Tina FiveAsh | Queer Love | 6 x C-type photograph | 1997
I acknowledge that the land I live and work on is the land of the Kaurna people. Land where sovereignty has never been ceded. I pay my respects to elders past, present, and future.
Annabell Evitts: Spoken
Rosslyn Prosser: How to Make Whips
Adolfo Aranjuez: Motion
Molly Lukin: House
Ainslie Templeton: sun square on stomach
Cee Devlin: TIDE
Virginia Barratt: mMouth hHouse pPanic cCathedral
Quinn Eades: Binding
Romy Durrant: Sometimes we meet in hotels
Plenary: an introduction I did not want to build a falling-down house of rhetoric Or even one that could stand all the huffing and puffing I did need something gentle So many gentle things To stick together the words of others To find some gentle Rhythm to walkwork through words I seek I sought I see. I do not want your letter back in my alphabet. Small as it is, There’s no room. Reading— Trip along the whip crack of associations Reaching for open space Wound up, collected, in a no place no place —would my skin make leather words? Working over, rubbing, and smoothing out lines that are laughter, lines—history of touch, sun-split sun-kissed wearing the shore in corners of eyes, It might be beautiful to grow old. If I (ifs ands or buts) multiply the sweetness of experience if we are alone and bordered by suspicion longing beaches open and close when there is no home to go to just a line of sunset gambling luck and lycra bad luck deep curve lock and key the lack lack in this place multiplied by grief and the red dirt rift of memory on the body on skin on land the road taken slow motion bark all red and blue and sand Not here It never happened (and then it always did). Every map I can’t read, Unknowing names and places. Skin unfolds in a dream, On a sun square stomach. Garden plump ripe with ache and promise I read the wall again. And if I could borrow your panic For a minute To gestate this archaeology Of scribbles and correspondence I would unravel my intestines too And shake out that Freudian creed Knowing my debt To words To language Falling out of every house Trapped in the archipelago of light And the pace of breath In the travelogue of breath In lieu of an introduction Like Stendhal’s prefaces to Love I want to trust you with the offering And break the cathedral prayer by prayer. All the while I go on reading And drive my love in Pressing my cheek to the tide Falling from grace I’ve never known.

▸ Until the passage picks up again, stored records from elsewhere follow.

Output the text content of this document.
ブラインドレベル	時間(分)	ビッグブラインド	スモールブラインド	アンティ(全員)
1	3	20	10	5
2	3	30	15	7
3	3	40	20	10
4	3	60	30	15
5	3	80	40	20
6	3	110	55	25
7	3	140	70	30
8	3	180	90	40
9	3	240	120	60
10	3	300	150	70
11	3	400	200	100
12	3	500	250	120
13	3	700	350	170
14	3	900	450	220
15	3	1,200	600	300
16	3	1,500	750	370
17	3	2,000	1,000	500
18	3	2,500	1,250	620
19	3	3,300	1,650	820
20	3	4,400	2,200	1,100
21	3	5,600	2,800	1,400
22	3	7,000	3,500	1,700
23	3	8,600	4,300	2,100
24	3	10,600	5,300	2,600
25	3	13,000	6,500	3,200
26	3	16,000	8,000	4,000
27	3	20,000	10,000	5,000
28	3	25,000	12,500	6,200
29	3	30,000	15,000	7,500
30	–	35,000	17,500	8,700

In 2015, at the Experimentalies symposium convened by myself and Rosslyn Prosser at The University of Adelaide, Professor Marion May Campbell presented the plenary address. She performed a poem made of the titles of and observations about the papers given over the three-day event. I have taken inspiration from this in introducing this collection of work. ‘Plenary: an introduction’ souvenirs the works generously contributed here, and I would like to thank the writers for their insights and for being open to this process of collection and publication.